O despacho recorrido não fixou factos, tendo o seguinte teor:
«Requerimento do Autor de 21 de Outubro de 2022, idêntico ao apresentado no Apenso A em 23 de Junho de 2022:
Atentas as razões apresentadas no requerimento do Réu de 4 de Novembro de 2022, às quais inteiramente se adere, indefere-se o pedido de remessa dos presentes autos ao tribunal competente, porque extemporâneo, mesmo quando aferido por referência à data da sua primeira apresentação no Apenso A, em 23 de Junho de 2022.
Notifique.»
Assim, partindo do que consta do despacho recorrido, das conclusões do Recorrente e o que, em conformidade, está do SITAF, por relevantes à decisão do presente recurso, têm-se por verificados os seguintes circunstancialismos processuais:
1. Foi proferida sentença, nos presentes autos, declarando o Tribunal Administrativo e Fiscal de Sintra absolutamente incompetente, em razão da matéria, para conhecer e decidir a presente acção, e, em consequência, foi o R. absolvido da instância – v. conclusão b. e de fls. 85 a 91 do SITAF;
2. No final da sentença que antecede, foi o A. advertido de que “pode, no prazo de 30 dias a contar do trânsito em julgado desta decisão, requerer a remessa do processo ao tribunal competente, com indicação do mesmo (n.º 2 do artigo 14.º do Código de Processo nos Tribunais Administrativos)” - de fls. 85 a 91 do SITAF;
3. O A. interpôs recurso dessa decisão – v. conclusão b. e de fls. 113 a 120 do SITAF;
4. O requerimento de recurso foi indeferido – v. idem e de fls. 137 do SITAF;
5. Em 28.5.2018 o A. deduziu reclamou da decisão de não admissão do recurso – v. ibidem e de fls. 140 a 162 do SITAF, motivando a constituição do apenso nº1217/16.1BELSB-S1, v. fls. 163 idem que não se encontra junto aos presentes autos;
6. O TCA Sul, em decisão sumária, julgou improcedente a reclamação que antecede – v. conclusão c. e de fls. 175 do SITAF;
7. Em 23.11.2018 o A. foi notificado da decisão que antecede – v. conclusão c.;
8. Em 9.7.2019 o A. interpôs recurso de revisão idem;
9. Em 20.5.2022 o A. foi notificado do acórdão do TCA Sul de 19.5.2022 – v. conclusão d.;
10. Em 23.6.2022 o A. requereu ao TCA Sul a remessa dos autos para o tribunal competente – v. conclusão e.;
11. Em 21.10.2022 o A. requereu ao TAF de Sintra a remessa dos autos para o tribunal competente – v. conclusão f. e de fls. 188 do SITAF;
12. Ouvido o R., em 26.3.2023 foi proferido despacho recorrido – v. de fls. 206 do SITAF.

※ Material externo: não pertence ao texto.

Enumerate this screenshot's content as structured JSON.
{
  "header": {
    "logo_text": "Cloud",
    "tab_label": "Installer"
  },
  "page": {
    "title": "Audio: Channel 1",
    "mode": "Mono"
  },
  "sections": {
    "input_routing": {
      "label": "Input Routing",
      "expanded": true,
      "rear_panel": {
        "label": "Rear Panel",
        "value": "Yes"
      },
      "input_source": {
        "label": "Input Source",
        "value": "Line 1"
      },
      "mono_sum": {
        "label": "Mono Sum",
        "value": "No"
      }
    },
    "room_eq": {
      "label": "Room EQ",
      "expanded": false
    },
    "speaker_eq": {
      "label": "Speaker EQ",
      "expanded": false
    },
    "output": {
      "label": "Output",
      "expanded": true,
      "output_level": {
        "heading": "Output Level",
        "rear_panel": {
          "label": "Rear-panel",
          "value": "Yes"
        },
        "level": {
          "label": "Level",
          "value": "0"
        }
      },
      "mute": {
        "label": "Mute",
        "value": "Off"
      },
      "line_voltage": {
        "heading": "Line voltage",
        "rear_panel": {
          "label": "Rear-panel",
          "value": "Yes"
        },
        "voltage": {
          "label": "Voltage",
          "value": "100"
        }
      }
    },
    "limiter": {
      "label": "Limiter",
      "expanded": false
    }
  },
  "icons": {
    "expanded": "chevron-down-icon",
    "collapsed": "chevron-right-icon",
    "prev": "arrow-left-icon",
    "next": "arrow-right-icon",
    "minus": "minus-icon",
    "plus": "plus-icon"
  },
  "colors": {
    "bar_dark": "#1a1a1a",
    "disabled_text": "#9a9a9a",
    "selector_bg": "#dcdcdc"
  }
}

Pretende o Recorrente que o despacho recorrido seja revogado e substituído por outro que determine a remessa dos autos para o tribunal competente, dado que considera que o pedido que formulou para o efeito é tempestivo uma vez que foi apresentado no prazo de 30 dias a contar da notificação do acórdão do TCA Sul que recaiu sobre o recurso de revisão.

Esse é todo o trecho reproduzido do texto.